Berlin. Zapplig standen wir zwischen den Schulbänken und probten das Gelöbnis zur Jugendweihe zum x-ten Male. Es war tödlich langweilig. Jeder wollte lieber an irgendeinem anderem Ort der Welt sein. Auf die Frage »Seid ihr bereit ... für die große und edle Sache des Sozialismus zu kämpfen« und so weiter und so fort, sollten wir schwören: Ja, das geloben wir. Aber es hörte sich auch beim achten Versuch wieder an, als hätten wir gesagt: Ja das glooben wir. Die Lehrerin zeterte, wir feixten.

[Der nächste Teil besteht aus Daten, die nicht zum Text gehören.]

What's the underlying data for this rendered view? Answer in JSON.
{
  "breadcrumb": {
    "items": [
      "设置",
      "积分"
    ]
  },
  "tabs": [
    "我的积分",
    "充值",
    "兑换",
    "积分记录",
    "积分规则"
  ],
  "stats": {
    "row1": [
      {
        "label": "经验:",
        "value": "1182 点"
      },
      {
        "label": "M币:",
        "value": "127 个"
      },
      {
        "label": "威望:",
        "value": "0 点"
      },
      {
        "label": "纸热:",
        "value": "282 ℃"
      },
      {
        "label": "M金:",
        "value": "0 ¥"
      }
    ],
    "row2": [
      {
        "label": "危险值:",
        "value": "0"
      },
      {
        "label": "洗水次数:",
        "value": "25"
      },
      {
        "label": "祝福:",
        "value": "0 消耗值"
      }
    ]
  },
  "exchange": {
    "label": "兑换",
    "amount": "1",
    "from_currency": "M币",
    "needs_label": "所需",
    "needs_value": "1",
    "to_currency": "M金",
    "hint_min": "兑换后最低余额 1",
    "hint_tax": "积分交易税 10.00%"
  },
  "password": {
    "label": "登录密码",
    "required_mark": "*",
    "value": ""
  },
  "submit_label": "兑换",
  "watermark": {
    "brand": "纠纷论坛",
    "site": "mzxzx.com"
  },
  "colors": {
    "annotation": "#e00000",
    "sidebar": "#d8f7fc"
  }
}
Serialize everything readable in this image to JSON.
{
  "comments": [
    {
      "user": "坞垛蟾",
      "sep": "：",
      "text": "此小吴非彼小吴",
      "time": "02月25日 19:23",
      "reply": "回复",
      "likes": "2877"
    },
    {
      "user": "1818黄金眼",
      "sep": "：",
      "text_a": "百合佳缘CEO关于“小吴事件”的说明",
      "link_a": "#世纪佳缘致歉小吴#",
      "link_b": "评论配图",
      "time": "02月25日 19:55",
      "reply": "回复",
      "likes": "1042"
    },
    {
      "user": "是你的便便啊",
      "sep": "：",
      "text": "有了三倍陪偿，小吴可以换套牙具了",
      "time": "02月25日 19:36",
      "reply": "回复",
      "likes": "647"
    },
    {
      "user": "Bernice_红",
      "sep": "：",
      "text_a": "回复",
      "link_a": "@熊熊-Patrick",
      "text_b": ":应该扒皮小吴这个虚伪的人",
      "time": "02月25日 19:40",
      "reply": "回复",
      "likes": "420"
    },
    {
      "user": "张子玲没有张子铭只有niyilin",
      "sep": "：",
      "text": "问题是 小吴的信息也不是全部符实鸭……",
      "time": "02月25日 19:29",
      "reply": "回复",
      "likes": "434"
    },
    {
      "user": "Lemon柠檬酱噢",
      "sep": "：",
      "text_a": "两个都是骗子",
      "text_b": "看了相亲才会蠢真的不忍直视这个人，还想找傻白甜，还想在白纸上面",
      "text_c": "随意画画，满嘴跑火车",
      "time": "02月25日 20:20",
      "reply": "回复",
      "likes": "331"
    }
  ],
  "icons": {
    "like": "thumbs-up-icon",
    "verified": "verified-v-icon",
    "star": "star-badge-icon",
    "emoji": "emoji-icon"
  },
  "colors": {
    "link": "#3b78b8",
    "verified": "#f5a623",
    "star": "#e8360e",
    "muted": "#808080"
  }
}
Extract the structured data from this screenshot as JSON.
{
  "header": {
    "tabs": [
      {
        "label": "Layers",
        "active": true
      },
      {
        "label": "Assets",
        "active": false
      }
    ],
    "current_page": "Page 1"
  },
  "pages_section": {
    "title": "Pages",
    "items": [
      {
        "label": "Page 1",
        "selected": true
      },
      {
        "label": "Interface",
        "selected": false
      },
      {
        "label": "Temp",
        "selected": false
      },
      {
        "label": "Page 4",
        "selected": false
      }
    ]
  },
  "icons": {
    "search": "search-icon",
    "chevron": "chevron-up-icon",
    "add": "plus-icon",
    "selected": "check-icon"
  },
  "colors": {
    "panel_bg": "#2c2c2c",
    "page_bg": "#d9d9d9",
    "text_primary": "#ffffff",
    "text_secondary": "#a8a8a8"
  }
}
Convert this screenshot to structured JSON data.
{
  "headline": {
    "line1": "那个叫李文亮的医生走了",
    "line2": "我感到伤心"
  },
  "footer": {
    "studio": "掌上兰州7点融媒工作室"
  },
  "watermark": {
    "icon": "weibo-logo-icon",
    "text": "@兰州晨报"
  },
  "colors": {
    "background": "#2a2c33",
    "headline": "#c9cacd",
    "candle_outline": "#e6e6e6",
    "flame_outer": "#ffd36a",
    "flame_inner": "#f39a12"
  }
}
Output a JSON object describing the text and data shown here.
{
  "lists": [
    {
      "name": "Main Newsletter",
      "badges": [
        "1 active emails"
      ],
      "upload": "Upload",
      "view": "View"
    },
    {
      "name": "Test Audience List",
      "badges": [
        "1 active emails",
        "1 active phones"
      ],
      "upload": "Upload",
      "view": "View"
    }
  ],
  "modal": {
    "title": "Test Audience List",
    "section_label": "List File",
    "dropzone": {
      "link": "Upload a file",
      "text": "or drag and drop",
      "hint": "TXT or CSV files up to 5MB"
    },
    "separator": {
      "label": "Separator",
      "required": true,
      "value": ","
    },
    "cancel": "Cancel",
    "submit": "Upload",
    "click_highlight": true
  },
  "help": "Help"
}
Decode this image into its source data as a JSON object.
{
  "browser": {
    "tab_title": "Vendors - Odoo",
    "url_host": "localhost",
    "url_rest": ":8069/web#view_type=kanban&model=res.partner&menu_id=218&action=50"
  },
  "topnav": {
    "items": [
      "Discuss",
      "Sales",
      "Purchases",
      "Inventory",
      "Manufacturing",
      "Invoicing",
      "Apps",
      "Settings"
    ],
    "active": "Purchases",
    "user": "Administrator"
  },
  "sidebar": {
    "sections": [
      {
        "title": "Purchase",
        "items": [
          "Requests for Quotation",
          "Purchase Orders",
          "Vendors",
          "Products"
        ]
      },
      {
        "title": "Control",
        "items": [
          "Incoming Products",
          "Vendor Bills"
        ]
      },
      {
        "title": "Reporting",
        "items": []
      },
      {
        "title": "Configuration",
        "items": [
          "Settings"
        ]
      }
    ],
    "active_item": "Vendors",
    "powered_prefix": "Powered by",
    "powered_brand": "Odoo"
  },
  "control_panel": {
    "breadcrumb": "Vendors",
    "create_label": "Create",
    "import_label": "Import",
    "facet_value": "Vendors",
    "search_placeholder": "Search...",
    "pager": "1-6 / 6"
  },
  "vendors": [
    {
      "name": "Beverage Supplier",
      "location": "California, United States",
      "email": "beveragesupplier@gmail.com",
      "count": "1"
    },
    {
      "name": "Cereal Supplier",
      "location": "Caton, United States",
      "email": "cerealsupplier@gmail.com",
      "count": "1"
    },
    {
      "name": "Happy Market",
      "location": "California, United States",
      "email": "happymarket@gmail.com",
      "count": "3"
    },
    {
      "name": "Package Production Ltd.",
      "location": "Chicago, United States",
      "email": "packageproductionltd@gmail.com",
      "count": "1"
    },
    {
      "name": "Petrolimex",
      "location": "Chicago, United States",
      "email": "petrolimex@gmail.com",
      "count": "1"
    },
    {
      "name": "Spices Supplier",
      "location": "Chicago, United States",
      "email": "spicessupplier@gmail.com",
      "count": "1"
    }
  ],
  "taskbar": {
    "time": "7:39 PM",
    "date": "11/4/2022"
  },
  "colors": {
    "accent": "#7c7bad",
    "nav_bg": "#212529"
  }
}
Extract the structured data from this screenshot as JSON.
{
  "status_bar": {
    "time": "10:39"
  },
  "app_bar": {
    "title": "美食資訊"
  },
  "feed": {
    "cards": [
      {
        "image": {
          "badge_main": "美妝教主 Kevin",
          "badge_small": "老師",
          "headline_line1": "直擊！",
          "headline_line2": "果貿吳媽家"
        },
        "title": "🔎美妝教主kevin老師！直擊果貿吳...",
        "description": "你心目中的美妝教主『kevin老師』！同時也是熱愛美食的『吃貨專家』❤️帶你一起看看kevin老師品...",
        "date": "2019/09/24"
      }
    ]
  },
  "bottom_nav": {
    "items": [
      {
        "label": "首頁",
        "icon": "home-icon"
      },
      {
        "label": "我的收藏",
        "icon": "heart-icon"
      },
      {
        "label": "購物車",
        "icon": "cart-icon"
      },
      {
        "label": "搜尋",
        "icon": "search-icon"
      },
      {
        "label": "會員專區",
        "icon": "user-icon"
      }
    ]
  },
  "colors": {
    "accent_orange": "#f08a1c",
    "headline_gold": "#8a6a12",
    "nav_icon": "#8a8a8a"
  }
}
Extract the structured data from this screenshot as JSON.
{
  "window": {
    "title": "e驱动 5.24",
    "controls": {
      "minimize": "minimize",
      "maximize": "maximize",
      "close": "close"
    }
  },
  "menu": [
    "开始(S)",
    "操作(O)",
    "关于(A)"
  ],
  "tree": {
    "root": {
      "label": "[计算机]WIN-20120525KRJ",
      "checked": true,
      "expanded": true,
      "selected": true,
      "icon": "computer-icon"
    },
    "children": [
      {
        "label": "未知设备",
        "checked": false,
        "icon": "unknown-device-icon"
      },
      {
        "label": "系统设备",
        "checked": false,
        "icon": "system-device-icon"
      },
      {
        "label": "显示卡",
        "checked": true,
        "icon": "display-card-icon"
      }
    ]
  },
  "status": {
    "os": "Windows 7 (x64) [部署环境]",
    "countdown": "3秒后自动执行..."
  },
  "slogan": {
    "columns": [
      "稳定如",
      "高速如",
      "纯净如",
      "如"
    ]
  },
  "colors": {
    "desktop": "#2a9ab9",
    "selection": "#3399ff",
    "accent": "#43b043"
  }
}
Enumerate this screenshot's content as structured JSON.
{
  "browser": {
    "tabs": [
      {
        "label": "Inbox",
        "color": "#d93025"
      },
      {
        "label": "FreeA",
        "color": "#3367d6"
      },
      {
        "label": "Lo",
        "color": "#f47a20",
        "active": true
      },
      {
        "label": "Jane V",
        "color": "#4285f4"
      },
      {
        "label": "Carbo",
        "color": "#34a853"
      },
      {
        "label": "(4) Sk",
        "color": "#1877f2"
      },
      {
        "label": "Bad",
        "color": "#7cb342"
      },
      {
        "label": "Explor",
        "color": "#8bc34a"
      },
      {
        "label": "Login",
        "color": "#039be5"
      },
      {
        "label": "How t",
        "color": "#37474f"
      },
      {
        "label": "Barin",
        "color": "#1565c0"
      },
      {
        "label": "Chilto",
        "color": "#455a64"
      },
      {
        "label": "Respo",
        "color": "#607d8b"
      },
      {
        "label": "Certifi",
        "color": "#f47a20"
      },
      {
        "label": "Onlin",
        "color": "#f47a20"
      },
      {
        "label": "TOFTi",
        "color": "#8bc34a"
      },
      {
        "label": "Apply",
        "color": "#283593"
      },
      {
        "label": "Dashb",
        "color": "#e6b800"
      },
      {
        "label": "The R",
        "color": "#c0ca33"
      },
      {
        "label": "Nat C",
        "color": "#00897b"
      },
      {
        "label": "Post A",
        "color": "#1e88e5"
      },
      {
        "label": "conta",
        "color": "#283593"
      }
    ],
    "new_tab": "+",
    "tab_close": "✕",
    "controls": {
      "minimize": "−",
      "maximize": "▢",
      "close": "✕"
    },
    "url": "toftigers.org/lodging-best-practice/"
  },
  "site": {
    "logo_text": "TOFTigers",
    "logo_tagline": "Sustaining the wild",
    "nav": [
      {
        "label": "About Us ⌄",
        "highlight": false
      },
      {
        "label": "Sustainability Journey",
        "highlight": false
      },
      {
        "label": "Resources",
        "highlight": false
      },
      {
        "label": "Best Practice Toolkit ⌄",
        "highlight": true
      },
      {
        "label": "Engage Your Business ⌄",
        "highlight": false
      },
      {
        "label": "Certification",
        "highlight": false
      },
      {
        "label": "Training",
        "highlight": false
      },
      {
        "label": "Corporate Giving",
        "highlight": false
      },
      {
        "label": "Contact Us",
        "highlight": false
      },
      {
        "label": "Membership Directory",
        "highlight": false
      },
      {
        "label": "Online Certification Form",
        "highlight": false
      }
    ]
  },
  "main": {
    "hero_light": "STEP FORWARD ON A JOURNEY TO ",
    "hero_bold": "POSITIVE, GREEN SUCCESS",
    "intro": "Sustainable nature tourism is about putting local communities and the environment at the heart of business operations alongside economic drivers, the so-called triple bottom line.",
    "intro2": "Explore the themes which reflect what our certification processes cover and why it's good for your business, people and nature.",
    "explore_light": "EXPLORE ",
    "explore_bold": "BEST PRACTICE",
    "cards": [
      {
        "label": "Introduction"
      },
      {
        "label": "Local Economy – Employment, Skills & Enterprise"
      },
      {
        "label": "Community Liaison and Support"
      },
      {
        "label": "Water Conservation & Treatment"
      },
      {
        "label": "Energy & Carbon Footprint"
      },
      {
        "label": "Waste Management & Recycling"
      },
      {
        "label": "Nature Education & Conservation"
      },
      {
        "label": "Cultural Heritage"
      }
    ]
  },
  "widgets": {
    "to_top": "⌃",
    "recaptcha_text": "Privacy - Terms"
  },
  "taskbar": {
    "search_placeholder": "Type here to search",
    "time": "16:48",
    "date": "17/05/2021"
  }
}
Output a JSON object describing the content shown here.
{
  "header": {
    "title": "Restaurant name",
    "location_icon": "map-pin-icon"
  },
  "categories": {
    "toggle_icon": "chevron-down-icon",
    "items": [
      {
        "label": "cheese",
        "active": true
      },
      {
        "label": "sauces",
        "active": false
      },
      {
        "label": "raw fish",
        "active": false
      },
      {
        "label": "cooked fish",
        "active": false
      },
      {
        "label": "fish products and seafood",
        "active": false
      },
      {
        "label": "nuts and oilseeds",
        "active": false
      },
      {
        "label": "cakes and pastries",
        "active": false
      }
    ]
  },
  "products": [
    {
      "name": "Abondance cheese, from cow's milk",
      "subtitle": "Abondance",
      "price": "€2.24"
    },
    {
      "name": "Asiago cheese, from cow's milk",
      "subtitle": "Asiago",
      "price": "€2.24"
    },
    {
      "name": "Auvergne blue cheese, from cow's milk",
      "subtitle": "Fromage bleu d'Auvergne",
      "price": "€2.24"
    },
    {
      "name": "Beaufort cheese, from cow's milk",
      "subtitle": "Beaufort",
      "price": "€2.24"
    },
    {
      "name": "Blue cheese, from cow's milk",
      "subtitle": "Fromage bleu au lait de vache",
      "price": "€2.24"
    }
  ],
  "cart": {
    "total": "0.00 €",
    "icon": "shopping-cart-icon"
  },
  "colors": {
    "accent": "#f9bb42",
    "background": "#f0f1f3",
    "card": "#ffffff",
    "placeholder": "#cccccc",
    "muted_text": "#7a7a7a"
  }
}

Aufgereiht standen wir dann in kneifenden Anzügen und hängenden Rüschenkleidern auf der Bühne, bemüht, nicht von den ersten Stöckelschuhen unseres neuen Lebens zu fallen. Vor uns unsere Eltern und Tanten und Onkels. Sie hatten anstrengende Tage hinter sich. Das Essen, das Familienfest, die Garderobe — das Ritual mußte stimmen. Sie wußten, dieser Tag ist ein wichtiger Tag. Uns war er furchtbar peinlich. Jeder wollte so schnell wie möglich die blumenbringenden Jungpioniere, die schmatzenden Omas und den Lebensweisheiten und Parteitagszitate dozierenden Festredner hinter sich bringen. Zum Schluß kam immer noch ein Goethe wie Man sollte alle Tage wenigstens ein kleines Lied hören... Das war 1980.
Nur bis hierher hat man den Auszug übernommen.